Franco Ziliani, the winemaker and revered “founding father” of Northern Italy’s Franciacorta sparkling wine appellation, died of natural causes over the weekend at his home on the shores of the appellation’s Lake Iseo. He was 90.
Ziliani’s passing came at a historic milestone, 60 years after making his first groundbreaking vintage of a Champagne-style sparkling wine for Berlucchi, the winery he came to own through his long partnership with Count Guido Berlucchi. That wine demonstrated that the region could produce high-quality sparkling wine, in a similar style to French Champagne. Today, Franciacorta is considered one of Italy’s top sparkling styles.
Silvano Brescianini, president of the Franciacorta wine industry consortium, described Ziliani as the visionary who transformed a historic but languishing winegrowing area in Lombardy into an Italian answer to Champagne. “Above all he deserves credit for having believed and invested in something that did not exist—namely Franciacorta,” Brescianini said in a statement.
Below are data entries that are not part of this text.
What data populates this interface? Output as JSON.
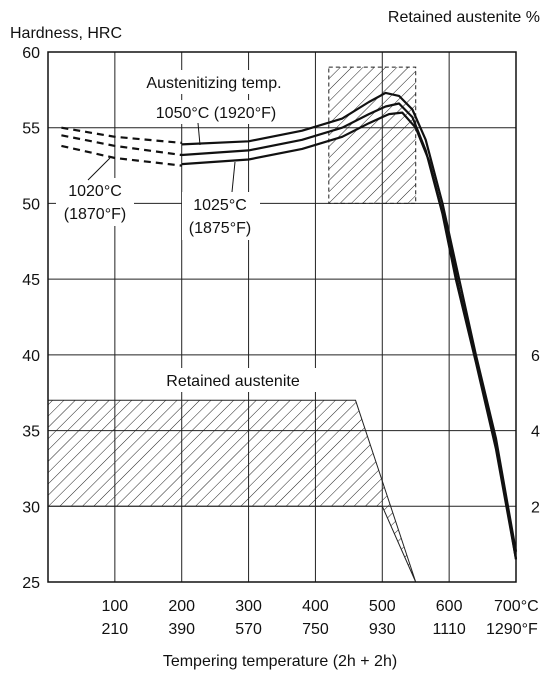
{
  "chart_data": {
    "type": "line",
    "ylabel_left": "Hardness, HRC",
    "ylabel_right": "Retained austenite %",
    "xlabel": "Tempering temperature (2h + 2h)",
    "xlim": [
      0,
      700
    ],
    "ylim": [
      25,
      60
    ],
    "grid": true,
    "y_ticks": [
      "60",
      "55",
      "50",
      "45",
      "40",
      "35",
      "30",
      "25"
    ],
    "right_ticks": [
      {
        "label": "6",
        "y": 40
      },
      {
        "label": "4",
        "y": 35
      },
      {
        "label": "2",
        "y": 30
      }
    ],
    "x_ticks": [
      {
        "x": 100,
        "c": "100",
        "f": "210"
      },
      {
        "x": 200,
        "c": "200",
        "f": "390"
      },
      {
        "x": 300,
        "c": "300",
        "f": "570"
      },
      {
        "x": 400,
        "c": "400",
        "f": "750"
      },
      {
        "x": 500,
        "c": "500",
        "f": "930"
      },
      {
        "x": 600,
        "c": "600",
        "f": "1110"
      },
      {
        "x": 700,
        "c": "700°C",
        "f": "1290°F"
      }
    ],
    "series": [
      {
        "name": "1050°C (1920°F)",
        "dashed": [
          [
            20,
            55.0
          ],
          [
            100,
            54.4
          ],
          [
            200,
            54.0
          ]
        ],
        "solid": [
          [
            200,
            53.9
          ],
          [
            300,
            54.1
          ],
          [
            380,
            54.8
          ],
          [
            440,
            55.6
          ],
          [
            480,
            56.7
          ],
          [
            505,
            57.3
          ],
          [
            525,
            57.1
          ],
          [
            545,
            56.2
          ],
          [
            565,
            54.2
          ],
          [
            590,
            50.0
          ],
          [
            610,
            46.0
          ],
          [
            640,
            40.0
          ],
          [
            670,
            34.5
          ],
          [
            700,
            27.0
          ]
        ]
      },
      {
        "name": "1025°C (1875°F)",
        "dashed": [
          [
            20,
            54.5
          ],
          [
            100,
            53.8
          ],
          [
            200,
            53.2
          ]
        ],
        "solid": [
          [
            200,
            53.2
          ],
          [
            300,
            53.5
          ],
          [
            380,
            54.2
          ],
          [
            440,
            55.0
          ],
          [
            480,
            55.9
          ],
          [
            505,
            56.4
          ],
          [
            525,
            56.6
          ],
          [
            545,
            55.7
          ],
          [
            565,
            53.5
          ],
          [
            590,
            49.3
          ],
          [
            610,
            45.0
          ],
          [
            640,
            39.5
          ],
          [
            670,
            33.8
          ],
          [
            700,
            26.5
          ]
        ]
      },
      {
        "name": "1020°C (1870°F)",
        "dashed": [
          [
            20,
            53.8
          ],
          [
            100,
            53.0
          ],
          [
            200,
            52.5
          ]
        ],
        "solid": [
          [
            200,
            52.6
          ],
          [
            300,
            52.9
          ],
          [
            380,
            53.6
          ],
          [
            440,
            54.4
          ],
          [
            480,
            55.3
          ],
          [
            510,
            55.9
          ],
          [
            530,
            56.0
          ],
          [
            550,
            55.0
          ],
          [
            570,
            52.8
          ],
          [
            595,
            48.6
          ],
          [
            615,
            44.3
          ],
          [
            645,
            38.8
          ],
          [
            675,
            33.0
          ],
          [
            700,
            26.5
          ]
        ]
      }
    ],
    "regions": [
      {
        "name": "secondary-hardness-zone",
        "x": [
          420,
          550
        ],
        "y": [
          50,
          59
        ]
      },
      {
        "name": "Retained austenite",
        "polygon": [
          [
            0,
            37
          ],
          [
            460,
            37
          ],
          [
            550,
            25
          ],
          [
            500,
            30
          ],
          [
            0,
            30
          ]
        ]
      }
    ],
    "annotations": {
      "austenitizing": "Austenitizing temp.",
      "s1050": "1050°C (1920°F)",
      "s1025a": "1025°C",
      "s1025b": "(1875°F)",
      "s1020a": "1020°C",
      "s1020b": "(1870°F)",
      "retained": "Retained austenite"
    }
  }
}
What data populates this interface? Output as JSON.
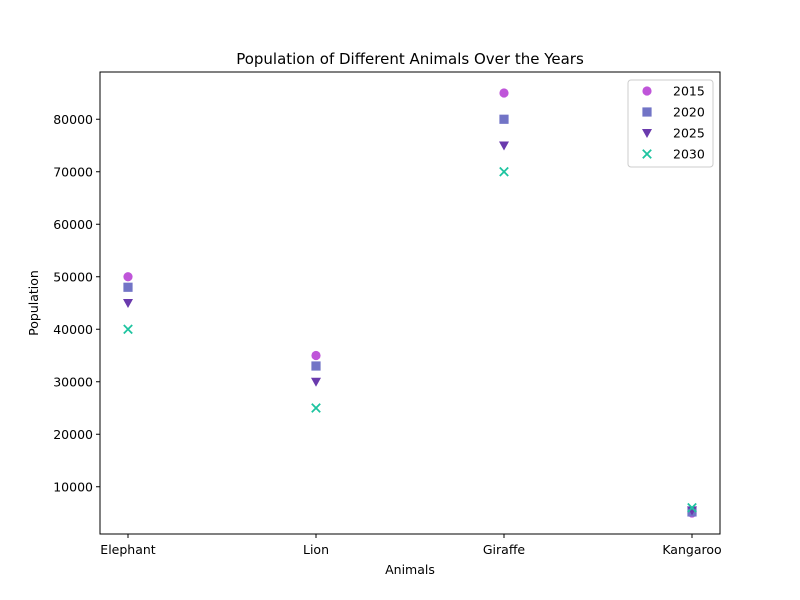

Maurizio Zanella of Ca’ del Bosco, who launched his family Franciacorta winery in the 1970s, adds that Ziliani’s greatest contribution was in helping to improve the image of Italian wine, particularly sparkling wine, among Italians. “It was not considered elegant to drink Italian. You had to drink French like Veuve Clicquot or Moët & Chandon,” Zanella told Wine Spectator. “But Franco Ziliani broke that dogma, because when you drank Berlucchi in the ’70s and ’80s it was so fashionable, so chic.”
Ziliani, who studied enology in Piedmont in the postwar years of the 1940s and 1950s, turned Berlucchi into a success story on all counts. Today Berlucchi is Franciacorta’s leading winery, producing about 330,000 cases annually from organically farmed grapes grown on its 270 acres of vineyards and another 1,000 vineyard acres it manages.
Earlier this month, the non-vintage Guido Berlucchi Brut Rosé Franciacorta ’61 (91 points, $36) earned a spot among Wine Spectator’s Top 100 Wines of 2021.
Ziliani often spoke of developing an admiration for Champagne while studying enology in Alba. After attaining his degree in 1954, he went to work for his family’s wine merchant company, which did business throughout Brescia province, including the area that became the Franciacorta appellation. In 1955, Ziliani was recruited by the elegant Count Berlucchi to improve the Pinot Bianco produced in his 17th century cellars in Borgonato. Berlucchi’s rustic white was plagued by instability problems that the young Ziliani traced to the release of iron and calcium from the walls of the winery’s cement fermentation tanks.
Ziliani didn’t stop by solving that puzzle. He famously suggested that to valorize his vineyards, Berlucchi should use the wines as a base for sparkling wine in the “French style.” After three years of experimenting, Ziliani produced about 3,000 bottles of 1961 vintage Pinot di Franciacorta Methode Champenoise Brut. In later interviews, Ziliani recounted how the count’s butler complained the wine would take 20 years to unload. Instead, it sold out in months.
With production and demand climbing in 1965, Guido Berlucchi formally created an eponymous wine company in partnership with Ziliani and another business associate, Giorgio Lanciani. The company set to work replanting and acquiring vineyards and expanding and renovating its cellars.
Berlucchi’s image made it something greater than the nascent Franciacorta. And in 1976, Berlucchi withdrew its wines from the appellation it inspired in order to source additional grapes from the Oltrepò region of Southern Lombardy and from the mountainous Trento area of northeast Italy. It wasn’t until the year 2000—at the urging of Ziliani’s children— that the winery began again producing Franciacorta appellation wines again and returned all its production to the area before Berlucchi’s 50th anniversary in 2011.
Following Berlucchi’s death in 2000, Ziliani became company CEO and embarked on a new era, aided by his three children. He gradually purchased the count’s business shares from his foundation. In 2017, at 86 years old, Ziliani retired, selling nearly all his shares to his children, while maintaining the title of company president. His son Arturo remains CEO today.
Ziliani is survived by his three children—Arturo, Cristina and Paolo—who all work at Berlucchi, as well as eight grandchildren, two of whom work at the company.